Eirau habló con voz cansina.

—Karfe no siempre fue un Reino Unificado. Hace muchísimos giros del Sol era una aglomeración de tribus que luchaban por su supervivencia. Güimoret el Fuerte, hijo del Jefe del Pueblo de los Águila, dedicó su vida a un peregrinaje de exterminio de alimañas de la oscuridad y seres malévolos. Fue en esta, su guerra de venganza, la que lo llevó a conseguir la primera de las Cuatro Varas del Árbol de Luz, que usó como arma en su lucha justiciera. Su hijo, Rustrec el Sabio, tomó la Segunda Vara de Luz y utilizando su poder unificó Karfe, que desde entonces está en guerra con el vecino Reino de Moiná, un Imperio antiguo y poderoso. El hijo de Rustrec, Ciagtafo el Longevo, fue el primero en coronarse Rey, y a pesar del poder de la Tercera Vara de Luz no pudo terminar la guerra, y para proteger a su familia escondió en el mundo humano a sus dos hijos: Atanoi, tu abuelo materno, y Ostir, su hermano. A su muerte dejó a mi familia la tarea de cuidar del Reino y de la corona mientras encontrábamos a su heredero, aquel— carraspeó —aquella que recupere la magia para su sangre, aquella que sea capaz de conseguir la Cuarta Vara de Luz.

“¿Y vencer?” se preguntó Amancay, pero dijo:

—¿Y esa soy yo?

—Eso esperamos. Te llevaremos al Valle de Luz y lo averiguaremos.

—¿Y si no quiero ir?— a Amancay realmente empezaba a molestarle la sonrisa de Eirau.

—Somos de los que intentan forzar el Destino antes que evitarlo.
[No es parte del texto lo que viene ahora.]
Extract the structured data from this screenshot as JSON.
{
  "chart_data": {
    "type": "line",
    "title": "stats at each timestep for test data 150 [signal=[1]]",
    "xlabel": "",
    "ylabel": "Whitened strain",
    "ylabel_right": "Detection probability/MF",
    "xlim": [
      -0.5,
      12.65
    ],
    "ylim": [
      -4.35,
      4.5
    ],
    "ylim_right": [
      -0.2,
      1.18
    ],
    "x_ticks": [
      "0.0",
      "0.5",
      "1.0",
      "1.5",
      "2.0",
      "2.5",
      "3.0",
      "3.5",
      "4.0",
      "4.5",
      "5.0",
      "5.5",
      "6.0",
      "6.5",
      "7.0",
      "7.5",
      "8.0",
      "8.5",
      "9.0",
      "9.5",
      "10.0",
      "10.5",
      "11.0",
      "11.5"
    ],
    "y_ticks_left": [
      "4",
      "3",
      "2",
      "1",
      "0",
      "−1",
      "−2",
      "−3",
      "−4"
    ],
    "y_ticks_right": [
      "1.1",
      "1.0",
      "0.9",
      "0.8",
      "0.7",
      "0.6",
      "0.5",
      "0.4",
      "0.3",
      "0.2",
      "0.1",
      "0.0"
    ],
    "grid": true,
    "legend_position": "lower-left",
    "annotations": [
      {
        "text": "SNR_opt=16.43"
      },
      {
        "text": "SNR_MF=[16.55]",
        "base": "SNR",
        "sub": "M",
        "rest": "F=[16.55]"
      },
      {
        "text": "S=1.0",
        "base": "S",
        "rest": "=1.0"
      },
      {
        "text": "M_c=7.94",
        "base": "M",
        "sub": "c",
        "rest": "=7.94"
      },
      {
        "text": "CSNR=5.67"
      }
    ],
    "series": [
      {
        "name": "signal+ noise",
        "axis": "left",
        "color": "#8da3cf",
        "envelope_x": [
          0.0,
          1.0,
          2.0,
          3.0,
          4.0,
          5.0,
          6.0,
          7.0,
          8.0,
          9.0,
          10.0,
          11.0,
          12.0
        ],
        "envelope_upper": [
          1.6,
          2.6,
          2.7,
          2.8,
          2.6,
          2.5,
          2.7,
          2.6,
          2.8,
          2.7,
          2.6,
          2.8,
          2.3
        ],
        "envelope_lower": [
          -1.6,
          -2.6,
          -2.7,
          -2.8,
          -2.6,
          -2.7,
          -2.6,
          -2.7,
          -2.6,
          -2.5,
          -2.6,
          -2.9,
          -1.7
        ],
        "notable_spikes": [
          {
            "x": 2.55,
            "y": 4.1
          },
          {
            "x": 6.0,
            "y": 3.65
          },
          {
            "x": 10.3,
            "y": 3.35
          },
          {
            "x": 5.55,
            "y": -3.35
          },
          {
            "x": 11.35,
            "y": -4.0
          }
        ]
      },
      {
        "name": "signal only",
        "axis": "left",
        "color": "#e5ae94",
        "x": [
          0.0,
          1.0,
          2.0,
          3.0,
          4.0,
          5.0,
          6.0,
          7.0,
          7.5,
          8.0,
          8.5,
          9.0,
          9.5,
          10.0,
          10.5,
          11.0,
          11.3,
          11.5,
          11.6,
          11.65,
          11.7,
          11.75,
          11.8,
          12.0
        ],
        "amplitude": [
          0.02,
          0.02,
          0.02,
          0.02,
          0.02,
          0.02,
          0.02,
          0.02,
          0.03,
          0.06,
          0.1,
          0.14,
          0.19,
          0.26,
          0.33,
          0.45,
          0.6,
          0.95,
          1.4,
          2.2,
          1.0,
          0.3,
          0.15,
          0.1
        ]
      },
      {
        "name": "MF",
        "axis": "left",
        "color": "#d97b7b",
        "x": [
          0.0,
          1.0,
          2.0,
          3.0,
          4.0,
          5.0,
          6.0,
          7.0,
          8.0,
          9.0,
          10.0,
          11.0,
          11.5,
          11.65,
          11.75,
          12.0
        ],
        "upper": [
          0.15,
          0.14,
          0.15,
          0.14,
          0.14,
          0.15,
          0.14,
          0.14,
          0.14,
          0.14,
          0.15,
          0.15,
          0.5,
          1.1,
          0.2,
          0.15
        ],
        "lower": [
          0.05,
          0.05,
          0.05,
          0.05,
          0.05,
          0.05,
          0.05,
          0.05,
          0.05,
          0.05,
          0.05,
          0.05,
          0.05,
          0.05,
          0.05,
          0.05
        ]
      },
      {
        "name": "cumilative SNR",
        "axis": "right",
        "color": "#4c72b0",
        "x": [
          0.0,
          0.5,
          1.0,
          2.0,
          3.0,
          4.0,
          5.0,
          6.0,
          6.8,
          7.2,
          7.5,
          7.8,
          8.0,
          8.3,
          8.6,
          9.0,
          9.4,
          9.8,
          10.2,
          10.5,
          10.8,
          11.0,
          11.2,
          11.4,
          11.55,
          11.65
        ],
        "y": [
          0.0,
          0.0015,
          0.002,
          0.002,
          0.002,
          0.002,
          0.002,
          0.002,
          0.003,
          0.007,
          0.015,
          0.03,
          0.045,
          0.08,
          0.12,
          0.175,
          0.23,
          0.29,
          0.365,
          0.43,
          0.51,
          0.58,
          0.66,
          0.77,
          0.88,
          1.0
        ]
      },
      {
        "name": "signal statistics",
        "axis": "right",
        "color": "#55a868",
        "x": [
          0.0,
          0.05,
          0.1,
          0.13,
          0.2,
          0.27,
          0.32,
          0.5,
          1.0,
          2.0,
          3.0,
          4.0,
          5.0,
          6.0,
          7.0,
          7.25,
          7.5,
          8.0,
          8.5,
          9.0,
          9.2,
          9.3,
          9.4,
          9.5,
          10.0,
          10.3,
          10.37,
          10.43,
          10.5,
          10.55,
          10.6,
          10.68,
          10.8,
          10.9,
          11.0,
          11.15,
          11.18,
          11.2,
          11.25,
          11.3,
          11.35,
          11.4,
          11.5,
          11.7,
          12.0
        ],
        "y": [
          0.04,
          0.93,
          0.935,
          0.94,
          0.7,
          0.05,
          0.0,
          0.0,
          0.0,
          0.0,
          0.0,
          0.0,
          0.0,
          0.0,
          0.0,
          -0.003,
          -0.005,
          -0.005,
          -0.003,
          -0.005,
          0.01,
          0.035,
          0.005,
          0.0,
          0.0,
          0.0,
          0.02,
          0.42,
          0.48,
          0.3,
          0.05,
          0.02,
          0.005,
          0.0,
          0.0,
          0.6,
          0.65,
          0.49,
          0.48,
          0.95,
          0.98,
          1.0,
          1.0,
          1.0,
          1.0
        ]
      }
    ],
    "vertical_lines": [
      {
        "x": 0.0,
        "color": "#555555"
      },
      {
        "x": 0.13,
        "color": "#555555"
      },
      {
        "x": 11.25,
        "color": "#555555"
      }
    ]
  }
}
Te llevaremos por la fuerza a nuestro mundo y no podrás volver, porque cuando aprendas como hacerlo ya serás parte de él— Se acercó con el paso firme a Amancay y la tomó del hombro. —Luor, lleva el cofre.

Amancay sintió como su cuerpo se confundía con el aire, como la apariencia de su existencia se desvanecía, y su esencia disfrutaba de la sagrada comunión con el único Ser, con el Todo. Se dio cuenta de que era una parte inseparable de ese Todo, realidad que comprendió de pronto en su inmensa grandeza, y que con violencia sacudió sus conocimientos básicos; para ya no tener tiempo, descubrir lo efímero del espacio, y ser arrastrada hacia el destino por el movimiento que era Eirau.